Hence the Obama administration made it clear that when it comes to regulating corporate pay, it will issue regulations governing pay at companies that receive government assistance, such as AIG, and limit top executives at the publicly assisted firms to bonuses no greater than one-third of their annual salaries.

At the same time, the administration will not be seeking to regulate compensation for executives in the rest of the corporate world. Critics of the financial industry have proposed that the administration use the tax code to regulate executive compensation.

'We do not believe it's appropriate for the government to set caps in compensation,' Treasury Secretary Timothy Geithner told lawmakers. 'We're not going to prescribe detailed prescriptive rules for compensation.

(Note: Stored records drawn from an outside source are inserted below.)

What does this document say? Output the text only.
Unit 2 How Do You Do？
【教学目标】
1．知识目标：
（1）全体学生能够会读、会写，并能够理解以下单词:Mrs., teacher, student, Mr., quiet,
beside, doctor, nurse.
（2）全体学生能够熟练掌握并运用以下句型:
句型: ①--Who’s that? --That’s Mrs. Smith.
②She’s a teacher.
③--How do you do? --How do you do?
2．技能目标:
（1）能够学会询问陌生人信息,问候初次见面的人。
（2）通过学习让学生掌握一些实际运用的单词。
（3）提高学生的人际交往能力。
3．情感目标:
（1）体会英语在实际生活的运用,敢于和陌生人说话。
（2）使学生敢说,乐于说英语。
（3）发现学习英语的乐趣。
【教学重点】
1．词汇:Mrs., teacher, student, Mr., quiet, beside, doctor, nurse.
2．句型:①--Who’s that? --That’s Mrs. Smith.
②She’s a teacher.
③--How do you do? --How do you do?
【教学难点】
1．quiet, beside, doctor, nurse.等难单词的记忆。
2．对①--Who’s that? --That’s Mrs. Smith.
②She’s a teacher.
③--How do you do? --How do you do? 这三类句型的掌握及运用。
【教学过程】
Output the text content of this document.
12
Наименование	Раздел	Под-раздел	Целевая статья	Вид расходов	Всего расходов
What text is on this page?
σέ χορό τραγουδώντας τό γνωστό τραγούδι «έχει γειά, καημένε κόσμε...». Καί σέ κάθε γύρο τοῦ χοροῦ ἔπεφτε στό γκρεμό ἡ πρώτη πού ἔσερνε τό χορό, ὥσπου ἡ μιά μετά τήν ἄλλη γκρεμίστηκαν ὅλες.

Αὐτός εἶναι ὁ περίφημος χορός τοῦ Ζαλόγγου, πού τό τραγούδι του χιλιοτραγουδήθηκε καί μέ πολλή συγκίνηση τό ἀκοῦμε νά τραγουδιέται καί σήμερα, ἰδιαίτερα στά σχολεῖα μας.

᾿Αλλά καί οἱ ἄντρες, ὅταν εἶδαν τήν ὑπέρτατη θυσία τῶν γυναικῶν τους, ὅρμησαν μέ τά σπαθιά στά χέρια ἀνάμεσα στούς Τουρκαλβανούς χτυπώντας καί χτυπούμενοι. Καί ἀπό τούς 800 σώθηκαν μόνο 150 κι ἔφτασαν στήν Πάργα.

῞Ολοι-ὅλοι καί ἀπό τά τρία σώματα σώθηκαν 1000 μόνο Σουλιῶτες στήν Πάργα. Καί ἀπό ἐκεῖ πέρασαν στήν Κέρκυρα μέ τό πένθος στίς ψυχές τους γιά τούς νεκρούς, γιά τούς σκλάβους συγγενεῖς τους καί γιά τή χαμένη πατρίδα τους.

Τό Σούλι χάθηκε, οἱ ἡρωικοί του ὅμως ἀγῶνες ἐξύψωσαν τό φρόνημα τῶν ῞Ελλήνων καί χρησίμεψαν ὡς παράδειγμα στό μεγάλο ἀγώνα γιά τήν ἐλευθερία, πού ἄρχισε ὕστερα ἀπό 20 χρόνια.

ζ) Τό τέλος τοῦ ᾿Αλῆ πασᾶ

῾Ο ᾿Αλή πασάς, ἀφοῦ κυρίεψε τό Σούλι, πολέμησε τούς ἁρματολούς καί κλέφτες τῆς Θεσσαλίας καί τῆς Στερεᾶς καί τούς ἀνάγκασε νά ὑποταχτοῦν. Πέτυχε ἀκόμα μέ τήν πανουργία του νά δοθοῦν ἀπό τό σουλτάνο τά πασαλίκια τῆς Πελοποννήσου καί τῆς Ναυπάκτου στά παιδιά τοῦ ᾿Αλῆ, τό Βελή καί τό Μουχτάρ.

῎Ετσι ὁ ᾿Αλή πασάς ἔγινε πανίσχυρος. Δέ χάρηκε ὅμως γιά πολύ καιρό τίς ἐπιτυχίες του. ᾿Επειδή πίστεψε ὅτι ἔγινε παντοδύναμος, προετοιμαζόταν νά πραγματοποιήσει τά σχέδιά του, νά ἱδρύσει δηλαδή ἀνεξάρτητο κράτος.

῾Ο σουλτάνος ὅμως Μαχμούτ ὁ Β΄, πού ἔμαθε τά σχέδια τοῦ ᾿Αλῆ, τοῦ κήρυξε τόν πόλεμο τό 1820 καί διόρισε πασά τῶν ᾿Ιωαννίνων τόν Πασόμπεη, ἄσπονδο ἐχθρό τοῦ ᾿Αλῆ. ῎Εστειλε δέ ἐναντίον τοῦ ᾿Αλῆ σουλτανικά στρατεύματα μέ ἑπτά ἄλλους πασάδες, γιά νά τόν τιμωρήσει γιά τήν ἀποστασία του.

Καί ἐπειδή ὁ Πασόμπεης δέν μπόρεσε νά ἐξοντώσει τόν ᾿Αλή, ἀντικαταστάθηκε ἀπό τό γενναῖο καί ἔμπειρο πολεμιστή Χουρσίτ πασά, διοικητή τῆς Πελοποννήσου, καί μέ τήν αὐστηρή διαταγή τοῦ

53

All those things would be ineffective, could be counterproductive in some ways.'

He also said that the administration will ask Congress to give shareholders an opportunity to affect executive pay and to require that corporate compensation committees be independent from company management. 'We'd like to see better transparency and accountability, frankly,' Mr Geithner explained.

The concern among Democrats on Capitol Hill that the Obama administration, in the face of pressure from Wall Street, may be retreating from its earlier commitment to use its power to force financial institutions to change their policies became evident when Mr Geithner testified in Congress after the announcement that 10 large banks - JPMorgan, Morgan Stanley, Goldman Sachs, US Bancorp, Capital One, American Express, BB&T, Bank of New York Mellon, Northern Trust and State Street - have been cleared to begin paying back billions of dollars in federal bailout money to the Troubled Asset Relief Programme (TARP).

Hence Mr Geithner was asked whether banks will make more loans once they are no longer tied to the TARP.

'What kind of assurance do you have that these banks that return this money are going to be issuing credit, which was one of the original goals?' Senator Richard Durbin, a Democrat form Illinois, asked the Treasury Secretary who admitted that the banks have not provided such guarantees.

The other bit of conventional wisdom is that the 'stress tests' given to the banks were too lenient, ensuring that the banks would pass them, has helped to add to the impression that the main goal of the administration was to restore confidence in the financial system as quickly as possible at the cost of a major restructuring of this system.

But Obama administration officials insist that they are not trying to restore the status quo ante but are adopting more 'realistic' policy goals that would eventually lead to some gradual changes in the architecture of the financial industry.